A regulamentação do mercado de crédito de carbono é uma medida eficaz no processo de contenção do efeito estufa e das mudanças climáticas?
As mudanças acontecem, são naturais, a longo prazo, elas são naturais. Elas estão aceleradas pela forma que nós ocupamos o solo, pela forma que a gente produz, e pela emissão de carbono. Então a as emissões de carbono vão aquecer o planeta e aí temos essas mudanças climáticas. Mas só o carbono não vai resolver. A gente precisa ter ecossistemas que funcionem. Para ficar claro, um exemplo: uma empresa precisa ter capital de giro. O ecossistema é igual. Quanto de capital verde é preciso para que o cerrado funcione. Quanto de Amazônia a gente precisa para que a floresta cumpra o papel dela, que é distribuir água por toda a América Latina? Então, a gente precisa de ecossistemas que funcionem.
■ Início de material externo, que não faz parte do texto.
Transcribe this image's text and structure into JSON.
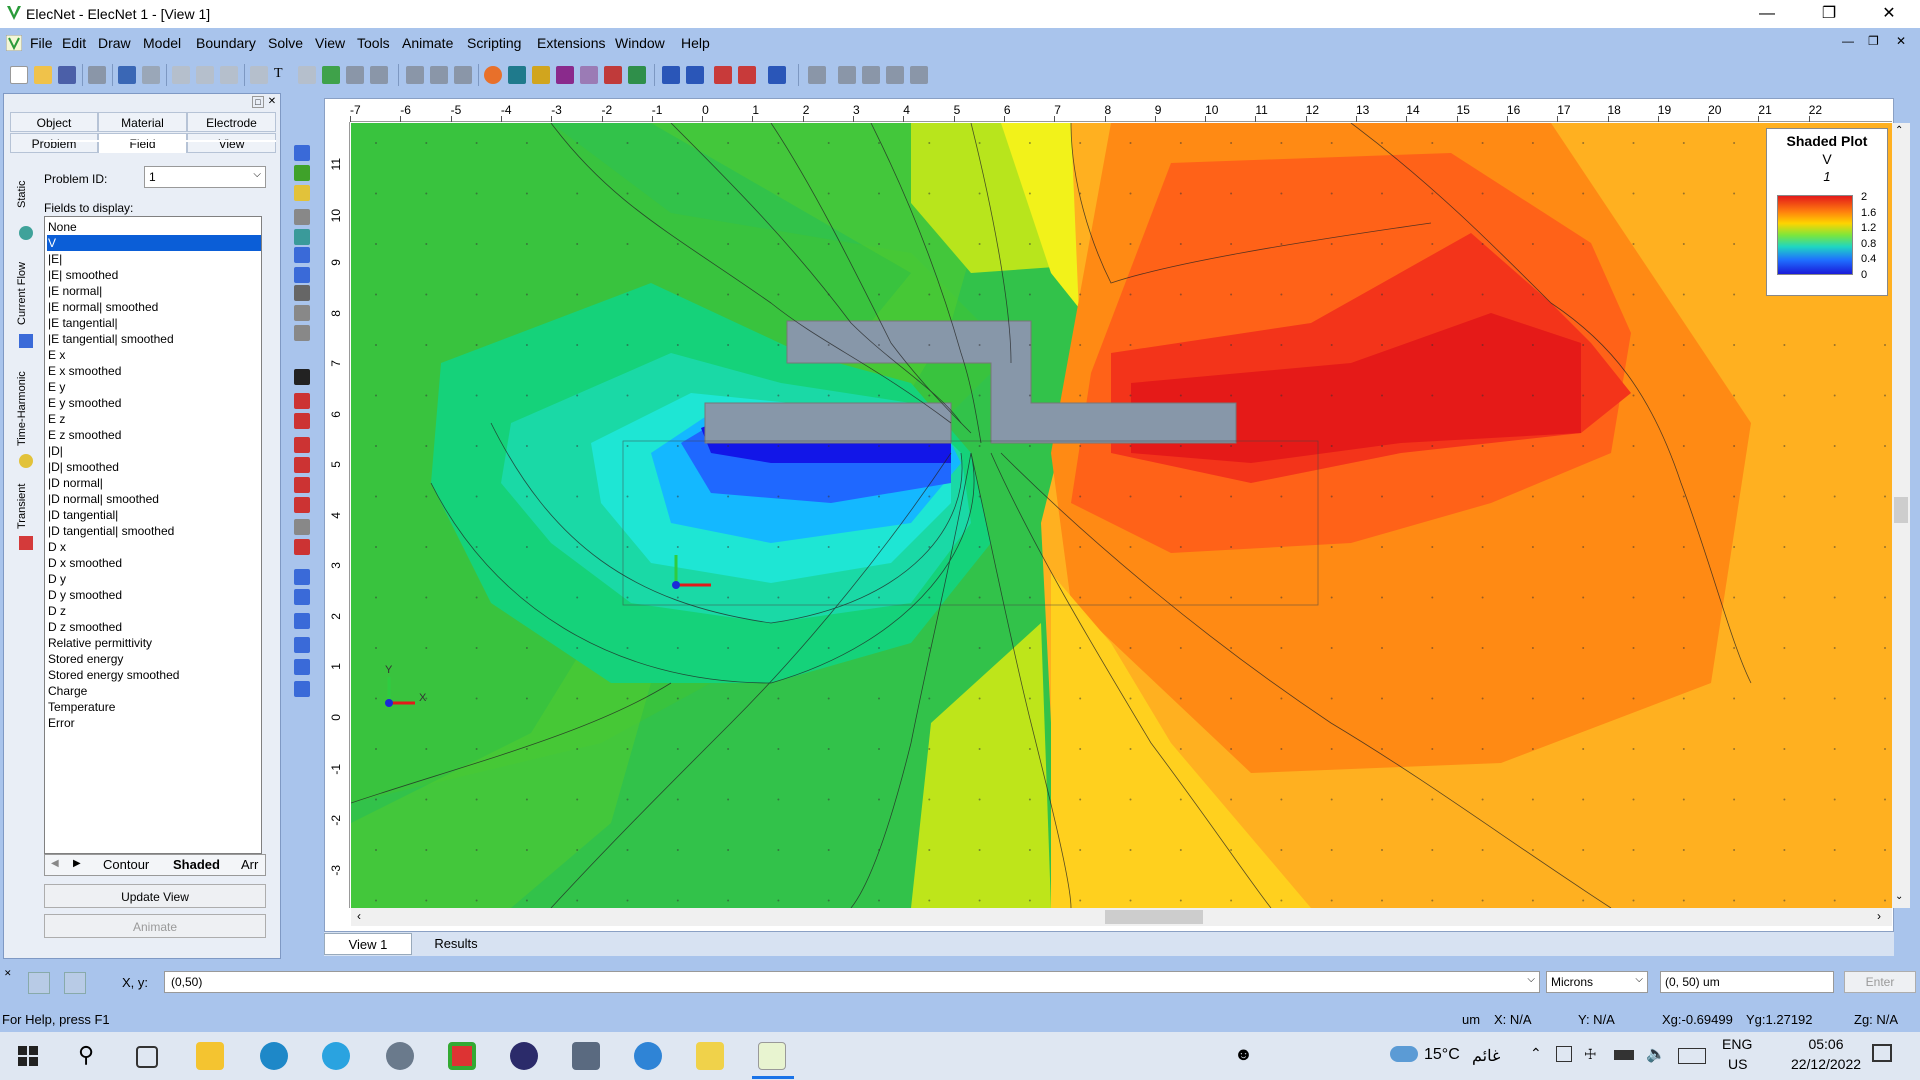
{
  "window": {
    "title": "ElecNet - ElecNet 1 - [View 1]",
    "min_glyph": "—",
    "max_glyph": "❐",
    "close_glyph": "✕"
  },
  "menu": [
    "File",
    "Edit",
    "Draw",
    "Model",
    "Boundary",
    "Solve",
    "View",
    "Tools",
    "Animate",
    "Scripting",
    "Extensions",
    "Window",
    "Help"
  ],
  "left_panel": {
    "tabs_row1": [
      "Object",
      "Material",
      "Electrode"
    ],
    "tabs_row2": [
      "Problem",
      "Field",
      "View"
    ],
    "vertical_tabs": [
      "Static",
      "Current Flow",
      "Time-Harmonic",
      "Transient"
    ],
    "problem_id_label": "Problem ID:",
    "problem_id_value": "1",
    "fields_label": "Fields to display:",
    "fields": [
      "None",
      "V",
      "|E|",
      "|E| smoothed",
      "|E normal|",
      "|E normal| smoothed",
      "|E tangential|",
      "|E tangential| smoothed",
      "E x",
      "E x smoothed",
      "E y",
      "E y smoothed",
      "E z",
      "E z smoothed",
      "|D|",
      "|D| smoothed",
      "|D normal|",
      "|D normal| smoothed",
      "|D tangential|",
      "|D tangential| smoothed",
      "D x",
      "D x smoothed",
      "D y",
      "D y smoothed",
      "D z",
      "D z smoothed",
      "Relative permittivity",
      "Stored energy",
      "Stored energy smoothed",
      "Charge",
      "Temperature",
      "Error"
    ],
    "selected_field": "V",
    "bottom_tabs": [
      "Contour",
      "Shaded",
      "Arr"
    ],
    "update_button": "Update View",
    "animate_button": "Animate"
  },
  "rulers": {
    "x_ticks": [
      "-7",
      "-6",
      "-5",
      "-4",
      "-3",
      "-2",
      "-1",
      "0",
      "1",
      "2",
      "3",
      "4",
      "5",
      "6",
      "7",
      "8",
      "9",
      "10",
      "11",
      "12",
      "13",
      "14",
      "15",
      "16",
      "17",
      "18",
      "19",
      "20",
      "21",
      "22"
    ],
    "y_ticks": [
      "11",
      "10",
      "9",
      "8",
      "7",
      "6",
      "5",
      "4",
      "3",
      "2",
      "1",
      "0",
      "-1",
      "-2",
      "-3"
    ],
    "corner_y": "y",
    "corner_x": "x"
  },
  "legend": {
    "title": "Shaded Plot",
    "quantity": "V",
    "problem": "1",
    "levels": [
      "2",
      "1.6",
      "1.2",
      "0.8",
      "0.4",
      "0"
    ]
  },
  "axis_labels": {
    "x": "X",
    "y": "Y"
  },
  "view_tabs": [
    "View 1",
    "Results"
  ],
  "command_bar": {
    "xy_label": "X, y:",
    "input_value": "(0,50)",
    "units": "Microns",
    "result_value": "(0, 50) um",
    "enter_button": "Enter"
  },
  "status": {
    "help": "For Help, press F1",
    "units": "um",
    "x": "X: N/A",
    "y": "Y: N/A",
    "xg": "Xg:-0.69499",
    "yg": "Yg:1.27192",
    "zg": "Zg: N/A"
  },
  "taskbar": {
    "weather": "15°C",
    "weather_text": "غائم",
    "lang1": "ENG",
    "lang2": "US",
    "time": "05:06",
    "date": "22/12/2022"
  },
  "colors": {
    "accent_blue": "#0b5ed7",
    "background": "#a9c4ec",
    "conductor": "#8797a9"
  }
}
[O que é e como funciona o ecossistema]
Serviço ecossistêmico é o que a natureza faz. A floresta crescer e captar carbono, a nascente verter água a as matas fazerem a limpeza do ar. Serviço ambiental é o que o homem faz para que isso aconteça. E nós precisamos pagar por isso mesmo, a economia precisa inserir a dimensão ambiental no contexto da análise econômica. É necessário pagar por isso. Um exemplo bacana: você imagina que a Saneago tire por volta de R$ 20 milhões por mês de Anápolis. O pessoal do Piancó tem várias restrições de uso de água. Quanto que fica para o pessoal do Piancó? Nada. E cada um tem lá 25% do seu investimento em terra, bloqueado pela questão ambiental, mais as APPs [Área de Proteção Permanente]. Então, não é justo que uma população, um lugar pague, ou o produtor pague, para uma coisa que seja benefício de todos. Então é uma proposta em Anápolis criar a cadeia produtiva da água. E pagar por esse trabalho de verter água. Quem produz água é a natureza. A Saneago, trata e serve. O fazendeiro que cerca, cuida, faz a drenagem, ele está fazendo o serviço ambiental. O serviço ecossistêmico é verter água. A Saneago explora isso pela lei do SNUC [Sistema Nacional de Unidades de Conservação]. É muito claro que ela tem que participar economicamente com isso. Um dos meus sonhos é a gente criar a cadeia produtiva da água em Anápolis e pagar as pessoas por isso, os produtores.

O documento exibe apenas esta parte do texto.